If you think that your child may have a case of HFMD, getting a diagnosis can help. HFMD usually gets better on its own, but other conditions can cause similar symptoms, and not all cases of HFMD present with all of its possible symptoms. A diagnosis ensures that you get the right recommendations for treatment or symptom management.
What hand, foot and mouth looks like
HFMD got its name for a reason. In addition to the mouth, its telltale sores most often appear on the palms of the hands and the soles of the feet. They can also spread to the arms, legs, torso, face and buttocks. They typically look like flat or raised red spots, depending on whether they blister and whether the blisters pop.
When hand, foot and mouth disease symptoms need immediate care
Most cases of HFMD are mild and get better on their own. However, it’s important to talk to a doctor as soon as possible if:
- Your child has a lot of trouble drinking liquids
- Your child’s symptoms don’t improve after 10 days, or their fever lasts longer than three days
- Your child has a very high fever, extreme tiredness, or widespread sores or blisters
- Your child is under 6 months old or has a weakened immune system
How long hand, foot and mouth disease lasts
HFMD typically has a 3-6 day incubation period before symptoms appear. Once symptoms appear, they tend to last for 7-10 days. HFMD is most contagious during the first week. However, after symptoms have resolved, the virus can continue to live in the nose, mouth and lungs for a few weeks and in stool for several months – meaning that it’s still possible to catch it, although the risk is lower.
How to prevent hand, foot and mouth disease from spreading
Good hygiene is key to preventing the spread of HFMD. In particular:
- Make sure everyone in your household washes their hands after coughing, sneezing, blowing their nose, or using the bathroom
- Make sure you and any other caregivers wash your hands before and after caring for your child
- If your child has blisters, keep them clean and uncovered, and discourage your child from touching them
- Frequently clean shared surfaces or toys, and avoid sharing objects
- Avoid or limit close contact with anyone who’s infected
- Avoid touching your eyes, nose and mouth
For hand, foot and mouth disease, treatment means symptom management
There’s no specific cure for HFMD. So after a diagnosis, treatment involves keeping your child comfortable and hydrated until their symptoms have improved. You can do this with:
- Over-the-counter pain medication – Acetaminophen and ibuprofen can help with pain and reduce fever. Follow all instructions on the label, and any from your child’s doctor. Do not give your child aspirin, as it has been linked to Reye syndrome, a serious condition that affects the liver and brain.

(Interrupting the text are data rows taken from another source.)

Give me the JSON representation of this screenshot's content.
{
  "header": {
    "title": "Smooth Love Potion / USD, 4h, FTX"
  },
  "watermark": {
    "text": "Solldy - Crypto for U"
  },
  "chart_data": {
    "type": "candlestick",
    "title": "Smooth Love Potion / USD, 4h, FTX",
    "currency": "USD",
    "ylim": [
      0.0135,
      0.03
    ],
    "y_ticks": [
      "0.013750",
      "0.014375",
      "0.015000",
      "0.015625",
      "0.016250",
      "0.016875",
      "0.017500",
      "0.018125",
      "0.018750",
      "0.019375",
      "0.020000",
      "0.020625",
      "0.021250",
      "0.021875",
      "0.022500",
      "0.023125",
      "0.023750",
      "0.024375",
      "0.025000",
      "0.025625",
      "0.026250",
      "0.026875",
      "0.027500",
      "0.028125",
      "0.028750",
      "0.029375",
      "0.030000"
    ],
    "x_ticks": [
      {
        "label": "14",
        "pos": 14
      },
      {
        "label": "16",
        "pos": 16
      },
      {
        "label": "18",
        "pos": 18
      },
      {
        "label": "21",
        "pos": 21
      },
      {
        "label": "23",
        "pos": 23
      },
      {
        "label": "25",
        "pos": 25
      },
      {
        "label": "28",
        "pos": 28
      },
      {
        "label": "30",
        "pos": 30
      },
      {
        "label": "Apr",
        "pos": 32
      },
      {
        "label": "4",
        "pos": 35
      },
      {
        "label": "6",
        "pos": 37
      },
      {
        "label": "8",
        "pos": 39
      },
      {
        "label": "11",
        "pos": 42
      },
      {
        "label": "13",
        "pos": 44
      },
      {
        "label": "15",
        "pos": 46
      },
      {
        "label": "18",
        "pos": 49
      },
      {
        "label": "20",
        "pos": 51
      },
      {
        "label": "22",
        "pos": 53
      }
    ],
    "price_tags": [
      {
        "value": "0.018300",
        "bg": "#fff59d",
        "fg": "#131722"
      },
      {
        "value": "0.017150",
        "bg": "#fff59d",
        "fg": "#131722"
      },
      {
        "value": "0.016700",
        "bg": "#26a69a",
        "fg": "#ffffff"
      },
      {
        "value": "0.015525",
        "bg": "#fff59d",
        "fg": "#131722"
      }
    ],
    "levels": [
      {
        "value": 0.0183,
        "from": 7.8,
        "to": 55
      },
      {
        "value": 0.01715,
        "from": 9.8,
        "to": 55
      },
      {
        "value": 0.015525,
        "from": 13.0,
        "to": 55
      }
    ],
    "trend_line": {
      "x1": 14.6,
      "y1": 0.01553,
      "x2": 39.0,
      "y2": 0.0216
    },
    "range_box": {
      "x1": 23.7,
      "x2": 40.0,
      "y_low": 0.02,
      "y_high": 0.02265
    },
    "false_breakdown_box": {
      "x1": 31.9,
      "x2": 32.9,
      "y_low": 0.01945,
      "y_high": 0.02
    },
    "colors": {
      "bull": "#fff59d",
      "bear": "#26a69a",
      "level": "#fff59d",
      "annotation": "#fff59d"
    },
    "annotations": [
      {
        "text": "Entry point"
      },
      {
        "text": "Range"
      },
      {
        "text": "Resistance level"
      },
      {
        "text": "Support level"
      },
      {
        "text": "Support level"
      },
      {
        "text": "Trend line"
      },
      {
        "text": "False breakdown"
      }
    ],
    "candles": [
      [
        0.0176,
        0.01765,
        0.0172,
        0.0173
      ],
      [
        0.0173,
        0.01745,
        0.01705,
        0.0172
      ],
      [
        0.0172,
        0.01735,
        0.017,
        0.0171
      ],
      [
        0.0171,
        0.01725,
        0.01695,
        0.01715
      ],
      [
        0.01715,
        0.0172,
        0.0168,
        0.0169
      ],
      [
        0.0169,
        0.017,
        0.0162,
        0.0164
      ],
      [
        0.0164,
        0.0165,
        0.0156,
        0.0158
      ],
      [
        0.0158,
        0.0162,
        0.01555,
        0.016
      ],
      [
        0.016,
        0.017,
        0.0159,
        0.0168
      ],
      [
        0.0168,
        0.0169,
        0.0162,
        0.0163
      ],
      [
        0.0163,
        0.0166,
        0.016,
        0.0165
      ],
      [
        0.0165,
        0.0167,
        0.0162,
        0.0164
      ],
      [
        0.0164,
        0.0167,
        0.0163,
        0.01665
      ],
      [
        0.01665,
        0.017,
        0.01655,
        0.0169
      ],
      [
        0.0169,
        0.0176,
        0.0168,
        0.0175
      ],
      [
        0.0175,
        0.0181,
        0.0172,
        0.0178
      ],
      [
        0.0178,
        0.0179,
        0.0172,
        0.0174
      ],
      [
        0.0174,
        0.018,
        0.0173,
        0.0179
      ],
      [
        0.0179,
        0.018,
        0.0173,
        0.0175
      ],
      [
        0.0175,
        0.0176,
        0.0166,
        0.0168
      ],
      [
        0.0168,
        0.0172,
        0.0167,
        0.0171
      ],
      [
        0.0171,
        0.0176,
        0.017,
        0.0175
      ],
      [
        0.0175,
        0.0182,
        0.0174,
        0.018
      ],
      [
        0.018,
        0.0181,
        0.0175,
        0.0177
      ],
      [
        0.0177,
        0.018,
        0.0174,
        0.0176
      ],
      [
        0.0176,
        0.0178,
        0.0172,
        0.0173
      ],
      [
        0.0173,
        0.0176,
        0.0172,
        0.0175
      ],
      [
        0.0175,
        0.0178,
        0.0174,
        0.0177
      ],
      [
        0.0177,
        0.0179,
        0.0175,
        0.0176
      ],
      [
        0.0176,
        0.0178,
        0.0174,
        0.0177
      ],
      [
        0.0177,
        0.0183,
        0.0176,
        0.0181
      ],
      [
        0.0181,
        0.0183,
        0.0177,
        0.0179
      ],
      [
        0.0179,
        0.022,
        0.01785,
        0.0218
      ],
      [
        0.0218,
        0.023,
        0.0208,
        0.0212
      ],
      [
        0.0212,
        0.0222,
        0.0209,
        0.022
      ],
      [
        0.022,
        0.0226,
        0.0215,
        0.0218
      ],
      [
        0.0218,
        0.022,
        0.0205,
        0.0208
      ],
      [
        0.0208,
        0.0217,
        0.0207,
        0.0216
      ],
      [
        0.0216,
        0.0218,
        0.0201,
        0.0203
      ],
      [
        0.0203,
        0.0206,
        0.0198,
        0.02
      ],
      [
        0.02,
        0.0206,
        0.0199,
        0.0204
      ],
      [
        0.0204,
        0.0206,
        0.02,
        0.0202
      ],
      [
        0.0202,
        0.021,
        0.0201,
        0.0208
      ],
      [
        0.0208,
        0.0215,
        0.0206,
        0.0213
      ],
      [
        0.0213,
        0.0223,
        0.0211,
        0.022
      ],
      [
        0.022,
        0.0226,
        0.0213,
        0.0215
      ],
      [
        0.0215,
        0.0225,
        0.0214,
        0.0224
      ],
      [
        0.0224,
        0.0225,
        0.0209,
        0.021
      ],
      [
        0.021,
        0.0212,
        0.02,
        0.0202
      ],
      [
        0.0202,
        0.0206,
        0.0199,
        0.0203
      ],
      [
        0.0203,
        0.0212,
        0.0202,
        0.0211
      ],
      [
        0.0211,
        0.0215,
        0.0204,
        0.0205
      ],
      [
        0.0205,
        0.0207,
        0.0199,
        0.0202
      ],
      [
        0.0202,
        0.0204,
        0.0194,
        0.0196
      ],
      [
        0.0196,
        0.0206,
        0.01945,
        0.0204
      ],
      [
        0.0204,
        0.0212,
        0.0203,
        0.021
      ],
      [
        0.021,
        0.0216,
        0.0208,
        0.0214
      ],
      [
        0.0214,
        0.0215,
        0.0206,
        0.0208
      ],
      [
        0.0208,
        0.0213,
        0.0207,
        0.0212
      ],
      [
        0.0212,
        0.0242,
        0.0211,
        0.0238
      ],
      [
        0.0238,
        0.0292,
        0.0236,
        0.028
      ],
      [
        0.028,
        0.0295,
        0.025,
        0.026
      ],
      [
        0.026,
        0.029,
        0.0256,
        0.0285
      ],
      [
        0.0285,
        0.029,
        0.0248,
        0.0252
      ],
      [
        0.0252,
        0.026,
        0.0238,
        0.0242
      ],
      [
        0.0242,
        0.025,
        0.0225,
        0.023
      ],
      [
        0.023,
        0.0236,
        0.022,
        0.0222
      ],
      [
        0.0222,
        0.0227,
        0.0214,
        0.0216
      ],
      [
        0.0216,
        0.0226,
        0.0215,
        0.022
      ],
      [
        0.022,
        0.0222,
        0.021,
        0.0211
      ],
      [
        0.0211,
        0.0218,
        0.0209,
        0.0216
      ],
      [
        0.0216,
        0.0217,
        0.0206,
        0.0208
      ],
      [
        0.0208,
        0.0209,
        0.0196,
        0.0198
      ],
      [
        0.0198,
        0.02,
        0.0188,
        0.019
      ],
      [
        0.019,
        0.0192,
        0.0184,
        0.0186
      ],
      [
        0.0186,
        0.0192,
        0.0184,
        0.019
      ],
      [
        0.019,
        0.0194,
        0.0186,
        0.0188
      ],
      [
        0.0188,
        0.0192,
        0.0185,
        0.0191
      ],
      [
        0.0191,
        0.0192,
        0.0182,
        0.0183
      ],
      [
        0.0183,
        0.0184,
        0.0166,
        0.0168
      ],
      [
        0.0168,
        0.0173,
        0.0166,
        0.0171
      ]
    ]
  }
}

- Cold food and drinks – Cold food and drinks (like smoothies and popsicles) can temporarily numb throat and mouth soreness, and keep your child’s energy and hydration up.

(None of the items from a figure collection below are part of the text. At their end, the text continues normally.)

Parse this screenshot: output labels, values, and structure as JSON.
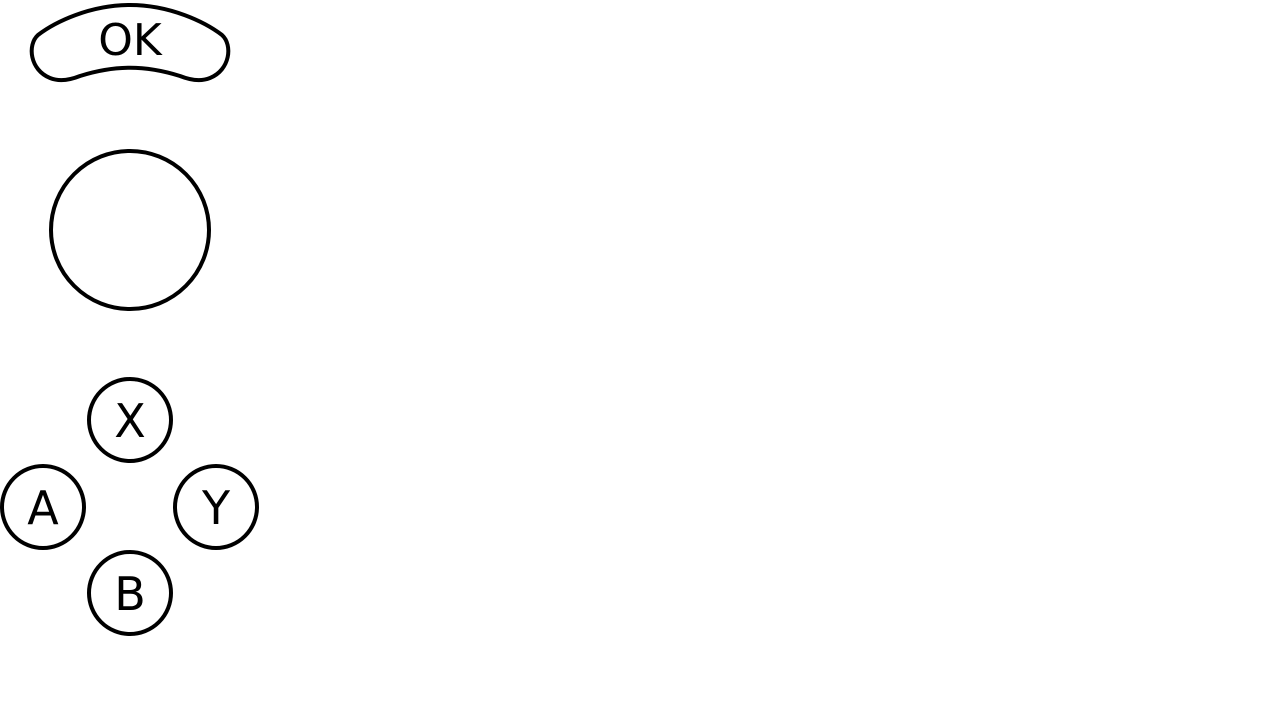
{
  "colors": {
    "background": "#ffffff",
    "stroke": "#000000",
    "text": "#000000"
  },
  "controls": {
    "ok_button": {
      "label": "OK"
    },
    "joystick": {
      "icon": "joystick-circle"
    },
    "face_buttons": {
      "x": {
        "label": "X"
      },
      "a": {
        "label": "A"
      },
      "y": {
        "label": "Y"
      },
      "b": {
        "label": "B"
      }
    }
  }
}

- Avoiding hot, spicy or acidic food and drinks – These kinds of foods and drinks can make the pain from mouth sores worse.
- Saltwater rinses – If your child can swish liquid around their mouth without swallowing, frequent rinses with saltwater can help relieve pain and inflammation.
- Antihistamines – If your child complains of the rash itching, ask their doctor about giving them an antihistamine like Zyrtec.
Wondering if your child has hand, foot and mouth disease? Get a diagnosis
Even though HFMD is often mild, getting an expert’s diagnosis can ensure that your child gets the kind of care that they need. It’s also an opportunity to get professional recommendations for keeping your child as comfortable as possible while they recover.